MIRCETTE is a Oral Contraceptive that works by Combination of ethinyl estradiol and desogestrel; estrogen and progestin inhibit gonadotropin release, suppressing ovulation and altering cervical mucus and endometrial receptivity.. ALTAVERA is a Combined Oral Contraceptive that works by Combination of ethinyl estradiol and desogestrel: ethinyl estradiol suppresses gonadotropin release, inhibiting ovulation; desogestrel (progestin) causes cervical mucus thickening and endometrial atrophy, preventing implantation.. They differ in pharmacokinetic profiles, FDA-approved indications, and side effect profiles.
Potency comparisons between MIRCETTE and ALTAVERA depend on the specific clinical indication. These are agents from distinct pharmacological classes and are not directly interchangeable by dose. A physician or clinical pharmacist should guide any therapeutic switching decisions.
The standard adult dose of MIRCETTE is: One tablet daily for 21 days, followed by 7 placebo tablets.
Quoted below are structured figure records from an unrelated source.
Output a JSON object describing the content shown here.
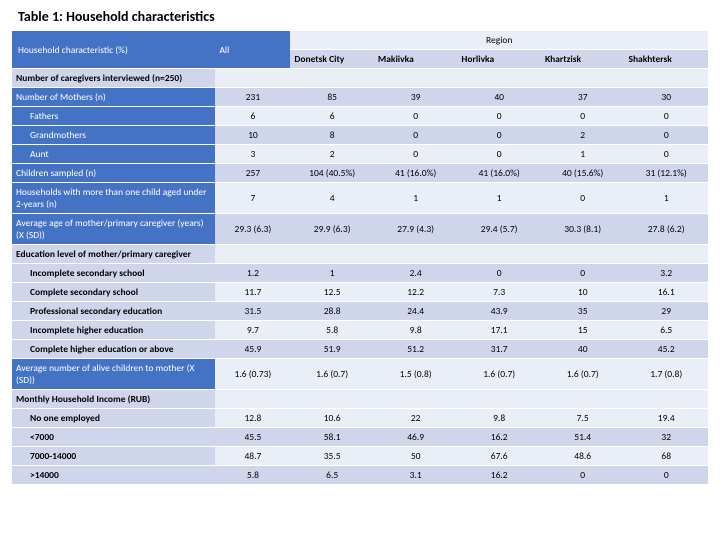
{
  "title": "Table 1: Household characteristics",
  "header": {
    "desc_label": "Household characteristic (%)",
    "all_label": "All",
    "region_label": "Region",
    "region_cols": [
      "Donetsk City",
      "Makiivka",
      "Horlivka",
      "Khartzisk",
      "Shakhtersk"
    ]
  },
  "sections": [
    {
      "type": "section",
      "label": "Number of caregivers interviewed (n=250)"
    },
    {
      "type": "row",
      "alt": 1,
      "ind": 0,
      "label": "Number of Mothers (n)",
      "vals": [
        "231",
        "85",
        "39",
        "40",
        "37",
        "30"
      ]
    },
    {
      "type": "row",
      "alt": 0,
      "ind": 1,
      "label": "Fathers",
      "vals": [
        "6",
        "6",
        "0",
        "0",
        "0",
        "0"
      ]
    },
    {
      "type": "row",
      "alt": 1,
      "ind": 1,
      "label": "Grandmothers",
      "vals": [
        "10",
        "8",
        "0",
        "0",
        "2",
        "0"
      ]
    },
    {
      "type": "row",
      "alt": 0,
      "ind": 1,
      "label": "Aunt",
      "vals": [
        "3",
        "2",
        "0",
        "0",
        "1",
        "0"
      ]
    },
    {
      "type": "row",
      "alt": 1,
      "ind": 0,
      "label": "Children sampled (n)",
      "vals": [
        "257",
        "104 (40.5%)",
        "41 (16.0%)",
        "41 (16.0%)",
        "40 (15.6%)",
        "31 (12.1%)"
      ]
    },
    {
      "type": "row",
      "alt": 0,
      "ind": 0,
      "label": "Households with more than one child aged under 2-years (n)",
      "vals": [
        "7",
        "4",
        "1",
        "1",
        "0",
        "1"
      ]
    },
    {
      "type": "row",
      "alt": 1,
      "ind": 0,
      "label": "Average age of mother/primary caregiver (years) (X (SD))",
      "vals": [
        "29.3 (6.3)",
        "29.9 (6.3)",
        "27.9 (4.3)",
        "29.4 (5.7)",
        "30.3 (8.1)",
        "27.8 (6.2)"
      ]
    },
    {
      "type": "section",
      "label": "Education level of mother/primary caregiver"
    },
    {
      "type": "row",
      "alt": 1,
      "ind": 2,
      "label": "Incomplete secondary school",
      "vals": [
        "1.2",
        "1",
        "2.4",
        "0",
        "0",
        "3.2"
      ]
    },
    {
      "type": "row",
      "alt": 0,
      "ind": 2,
      "label": "Complete secondary school",
      "vals": [
        "11.7",
        "12.5",
        "12.2",
        "7.3",
        "10",
        "16.1"
      ]
    },
    {
      "type": "row",
      "alt": 1,
      "ind": 2,
      "label": "Professional secondary education",
      "vals": [
        "31.5",
        "28.8",
        "24.4",
        "43.9",
        "35",
        "29"
      ]
    },
    {
      "type": "row",
      "alt": 0,
      "ind": 2,
      "label": "Incomplete higher education",
      "vals": [
        "9.7",
        "5.8",
        "9.8",
        "17.1",
        "15",
        "6.5"
      ]
    },
    {
      "type": "row",
      "alt": 1,
      "ind": 2,
      "label": "Complete higher education or above",
      "vals": [
        "45.9",
        "51.9",
        "51.2",
        "31.7",
        "40",
        "45.2"
      ]
    },
    {
      "type": "row",
      "alt": 0,
      "ind": 0,
      "label": "Average number of alive children to mother (X (SD))",
      "vals": [
        "1.6 (0.73)",
        "1.6 (0.7)",
        "1.5 (0.8)",
        "1.6 (0.7)",
        "1.6 (0.7)",
        "1.7 (0.8)"
      ]
    },
    {
      "type": "section",
      "label": "Monthly Household Income (RUB)"
    },
    {
      "type": "row",
      "alt": 0,
      "ind": 2,
      "label": "No one employed",
      "vals": [
        "12.8",
        "10.6",
        "22",
        "9.8",
        "7.5",
        "19.4"
      ]
    },
    {
      "type": "row",
      "alt": 1,
      "ind": 2,
      "label": "<7000",
      "vals": [
        "45.5",
        "58.1",
        "46.9",
        "16.2",
        "51.4",
        "32"
      ]
    },
    {
      "type": "row",
      "alt": 0,
      "ind": 2,
      "label": "7000-14000",
      "vals": [
        "48.7",
        "35.5",
        "50",
        "67.6",
        "48.6",
        "68"
      ]
    },
    {
      "type": "row",
      "alt": 1,
      "ind": 2,
      "label": ">14000",
      "vals": [
        "5.8",
        "6.5",
        "3.1",
        "16.2",
        "0",
        "0"
      ]
    }
  ],
  "colors": {
    "primary": "#4472c4",
    "band_dark": "#cfd5ea",
    "band_light": "#eaeff7"
  }
}
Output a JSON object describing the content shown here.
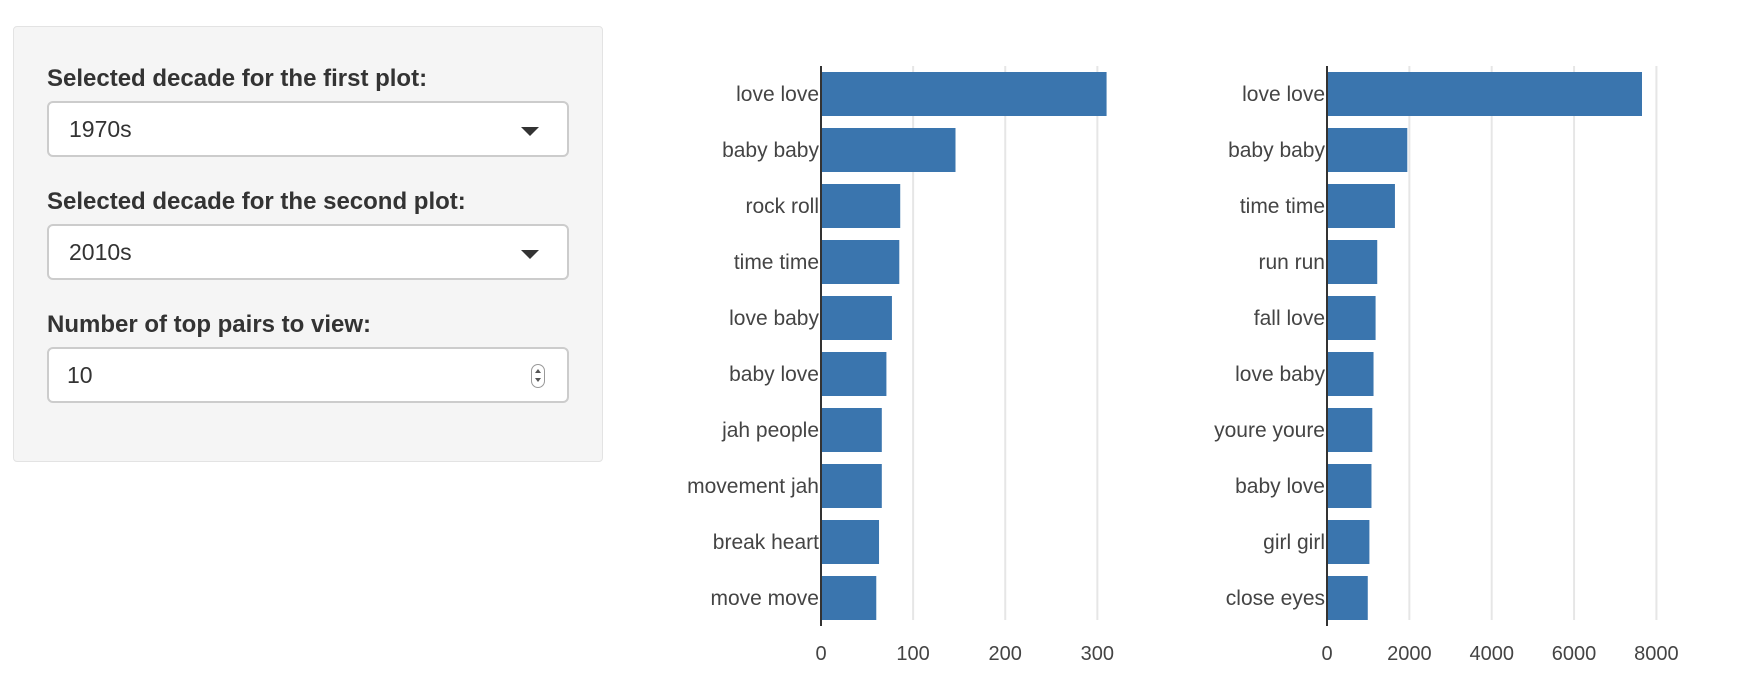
{
  "controls": {
    "first_plot": {
      "label": "Selected decade for the first plot:",
      "value": "1970s"
    },
    "second_plot": {
      "label": "Selected decade for the second plot:",
      "value": "2010s"
    },
    "top_pairs": {
      "label": "Number of top pairs to view:",
      "value": "10"
    }
  },
  "theme": {
    "bar_color": "#3a75ae",
    "grid_color": "#e6e6e6",
    "axis_color": "#333333",
    "panel_bg": "#f5f5f5"
  },
  "chart_data": [
    {
      "type": "bar",
      "orientation": "horizontal",
      "categories": [
        "love love",
        "baby baby",
        "rock roll",
        "time time",
        "love baby",
        "baby love",
        "jah people",
        "movement jah",
        "break heart",
        "move move"
      ],
      "values": [
        310,
        146,
        86,
        85,
        77,
        71,
        66,
        66,
        63,
        60
      ],
      "xlim": [
        0,
        330
      ],
      "xticks": [
        0,
        100,
        200,
        300
      ],
      "xtick_labels": [
        "0",
        "100",
        "200",
        "300"
      ],
      "grid": true,
      "title": "",
      "xlabel": "",
      "ylabel": ""
    },
    {
      "type": "bar",
      "orientation": "horizontal",
      "categories": [
        "love love",
        "baby baby",
        "time time",
        "run run",
        "fall love",
        "love baby",
        "youre youre",
        "baby love",
        "girl girl",
        "close eyes"
      ],
      "values": [
        7650,
        1950,
        1650,
        1220,
        1180,
        1130,
        1100,
        1080,
        1030,
        990
      ],
      "xlim": [
        0,
        8500
      ],
      "xticks": [
        0,
        2000,
        4000,
        6000,
        8000
      ],
      "xtick_labels": [
        "0",
        "2000",
        "4000",
        "6000",
        "8000"
      ],
      "grid": true,
      "title": "",
      "xlabel": "",
      "ylabel": ""
    }
  ]
}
Each active tablet contains 0.015 mg ethinyl estradiol and 2 mg chlormadinone acetate. Route: oral.. The standard adult dose of ALTAVERA is: 1 tablet (ethinyl estradiol 0.03 mg / levonorgestrel 0.15 mg) orally once daily for 21 days, followed by 7 placebo days.. Dosing should always be individualized based on indication, renal and hepatic function, age, and other patient factors.
No direct drug-drug interaction has been formally documented between MIRCETTE and ALTAVERA in current clinical databases. However, individual patient risk factors including other medications, organ function, and comorbidities should always be evaluated by a qualified healthcare provider.
The maternal-fetal safety profiles differ. MIRCETTE is classified as Category C. FDA Pregnancy Category X. Contraindicated in pregnancy. First trimester exposure associated with congenital anomalies (cardiovascular, limb reduction, neural tube defects). Second/. ALTAVERA is classified as Category C. ALTAVERA contains ethinyl estradiol and levonorgestrel. First trimester: Inadvertent exposure during organogenesis is associated with a very low absolute risk of cardiovascular def. Always consult a maternal-fetal medicine specialist before taking either drug during pregnancy or lactation.